It's been over a month and I am pushing onward. I've been thinking alot about happiness and I've decided that happiness is a state of mind we can choose to be. I keep reminding myself that Matt would want me to be happy because he never liked for me to be sad or upset in any way. My God WANTS me to be happy. The reason I think happiness is a choice is because I know that right now if I choose to give into my sorrow, it could very well consume me. That doesn't mean I don't think people should grieve, because they should. Grieving and tears are a healthy and necessary means of healing, but too much of the same thing can cause the opposite effect. I often pray for God to give me strength and peace and to help me feel his love because I don't know what else to pray for. You see, sometimes I get so overwhelmed by memories and feelings that I literally cannot think. I try to think, but nothing comes. I try to make sentences, but I'm lucky to get two words that go together. I've decided that that is okay too. God knows my heart. He knows my pain. He knows that I love him. Paul Richardson said today, "when you don't know what to say, say this: Jesus, Son of David, have mercy on me! over and over again.

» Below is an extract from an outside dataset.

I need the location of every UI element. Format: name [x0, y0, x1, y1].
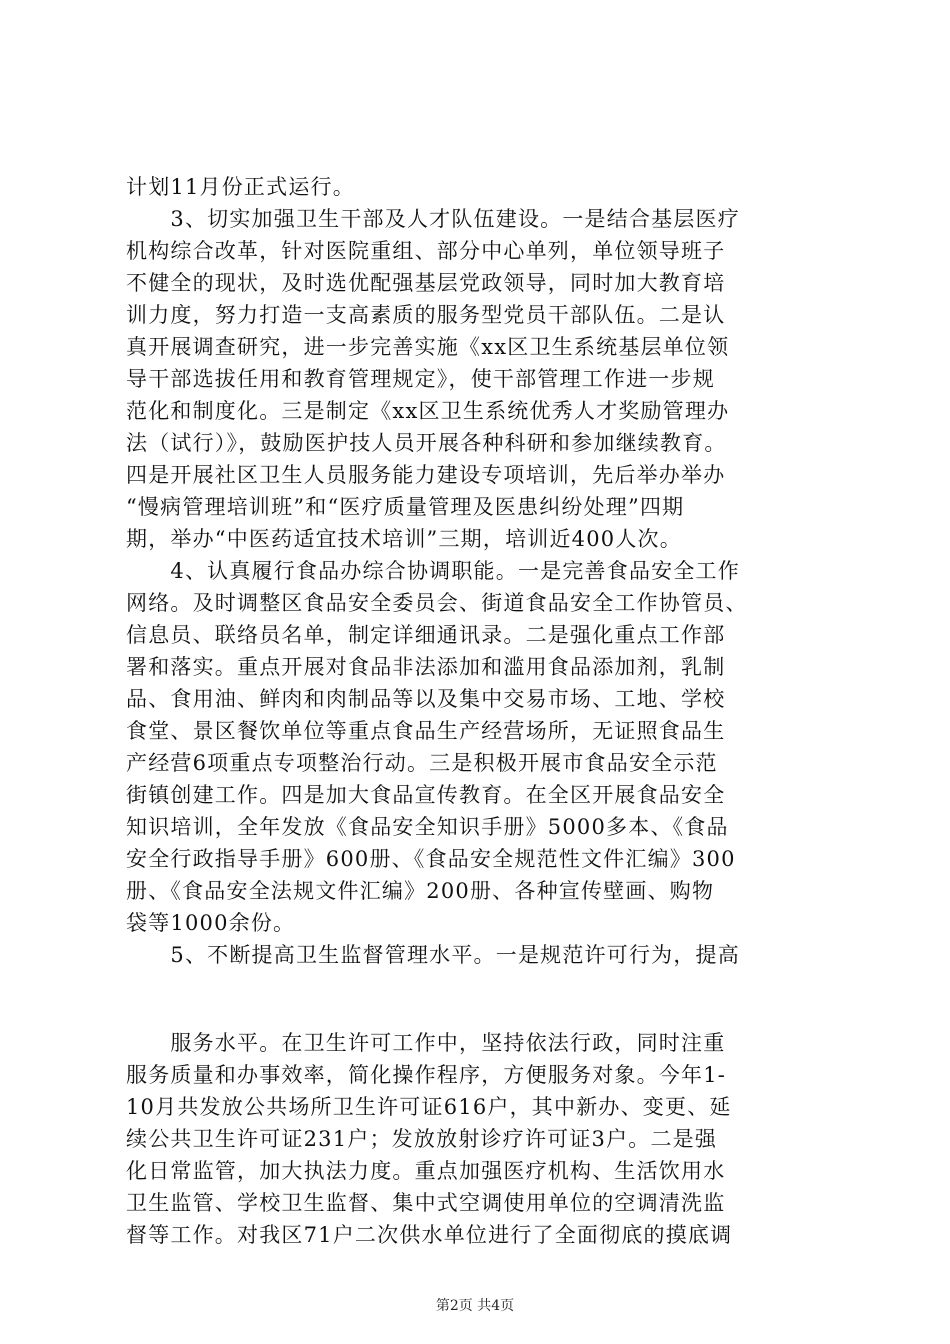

When someone passes on to receive God's promised inheritance you can't help but to wonder what thats like, but the bible says that it is so wonderful that we can't even imagine it. So I challenge you to think of the most wonderful setting you can think of. The place you are the happiest and then say to yourself....God's promised inheritance for his children is SO SO much better than this. It is comforting to know that when Matt left this world he went to heaven to celebrate and worship with his Dad and Grandfather.
Some people say, "Don't be angry with God." Let me assure you, I AM NOT angry with God. In fact I have had some very real conversations with him that have reminded me how much he loves me. God did not ask my permission to bring Matt into this world. He did not ask me for permission to give Matt to me as a gift of love, and he did not need to ask my permission to take him home. God blesses us all with gifts in the form of people. Matt came as a gift in the form of: a friend, husband, encourager, son, brother, uncle, and many other forms. I encourage all of you to look at the people who surround your life and treat them, love them as God's precious loving gift to you.